Started in January 2018, the Precision Agriculture academic degree program at North Dakota State University will see its first graduate in May. Justin Lehman is originally from Havana, N.D., where he and his family run a diversified crop farm alongside a cow-calf Angus operation.
Lehman started his path in higher education at North Dakota State College of Science in Wahpeton, also as one of the first students in its precision agriculture program. “The teachers were fantastic, the student-to-teacher ratio was pleasing. I could just walk right into any professor’s office and chat with them about anything really.”
Lehman decided the semester before graduating with his associate degree that he wanted to continue his education at NDSU, knowing the university was starting a precision agriculture program. He took additional general classes working toward his new degree path and transferred to NDSU in fall 2019.
Choosing precision ag
“I really love agronomy, and love all aspects of agriculture as a whole, and chose precision ag specifically to tie together the love for technology and farming. I wanted to continue to build my knowledge of the different technologies available to farmers so I could be the guy that helps the farmers through complicated technology,” Lehman says. “I like to look at the technology as a full system, and to take a full systematic approach to diagnosing and how to go about adopting those technologies.”

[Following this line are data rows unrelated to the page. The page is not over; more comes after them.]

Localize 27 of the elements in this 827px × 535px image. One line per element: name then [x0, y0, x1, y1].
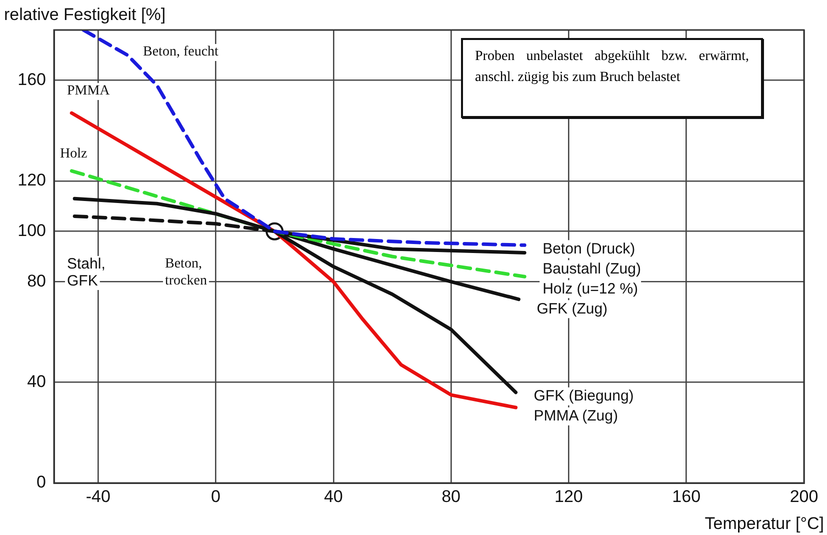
x-tick-label: 0: [211, 486, 220, 506]
annotation: Stahl, GFK: [67, 256, 106, 290]
series-label: PMMA (Zug): [534, 408, 618, 425]
series-label: Baustahl (Zug): [542, 260, 641, 278]
x-tick-label: 160: [672, 486, 701, 506]
note-box: Proben unbelastet abgekühlt bzw. erwärmt, anschl. zügig bis zum Bruch belastet: [461, 38, 763, 118]
x-axis-title: Temperatur [°C]: [704, 514, 824, 534]
x-tick-label: 120: [554, 486, 583, 506]
annotation: Beton, feucht: [143, 44, 219, 60]
annotation: Beton, trocken: [165, 256, 207, 289]
x-tick-label: 80: [442, 486, 461, 506]
y-tick-label: 40: [27, 372, 46, 392]
x-tick-label: -40: [86, 486, 110, 506]
y-tick-label: 80: [27, 271, 46, 290]
y-tick-label: 0: [36, 472, 46, 492]
annotation: PMMA: [67, 84, 111, 99]
y-tick-label: 100: [18, 221, 46, 240]
series-label: GFK (Zug): [536, 300, 608, 318]
y-tick-label: 160: [18, 70, 46, 90]
y-axis-title: relative Festigkeit [%]: [4, 5, 166, 24]
x-tick-label: 40: [324, 486, 343, 506]
series-label: Beton (Druck): [542, 240, 636, 258]
annotation: Holz: [60, 146, 88, 162]
x-tick-label: 200: [790, 486, 818, 506]
series-label: Holz (u=12 %): [542, 280, 638, 298]
y-tick-label: 120: [18, 170, 46, 190]
series-label: GFK (Biegung): [534, 388, 634, 405]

Lehman shares that he enjoys being able to apply what he learns in class to his family’s operation. “I’ve adopted some technologies,” he says. “It’s fun to really see those technologies I’ve learned during my internships and during school and apply it to our operation.”
To effectively utilize these technologies, Lehman says that the economics come into play. The deciding factor in what technologies to adopt depends on the return on investment of the technologies on the farm.
Working through new programs
When Lehman started at NDSCS, he was also one of the first students to complete their precision agriculture program. “You know the precision ag program at Wahpeton was brand new, and this one was brand new when I transferred” to NDSU, he explains. “It’s been a learning curve for both teachers and students, but it has been awesome.
“I had the chance to be on an advisory group at Wahpeton, and we all collaborated and got together to talk about what was important to move that program forward. As a student, I got to voice my opinion and touch on topics that professors might not think about, and to hear from industry leaders about what should be included in curriculum.”
Paulo Flores, assistant professor at NDSU in agricultural and biosystems engineering, has been Lehman’s adviser in the NDSU program.
Looking to future
Graduating in May, Lehman has been looking at options for his future career path. “I’m looking at a precision agronomist, or precision technology specialist. With those positions, I’d have a very good understanding of general agronomy practices, along with the technology side of things,” he says.
“I really enjoy all aspects of farming,” he adds. “I think everyone should have a very broad understanding of the industry. My goal is to help farmers farm better through basic agronomic principles and technology adoption.”
Lehman hopes to continue farming alongside his brother, Austin, at their home farm in southeast North Dakota.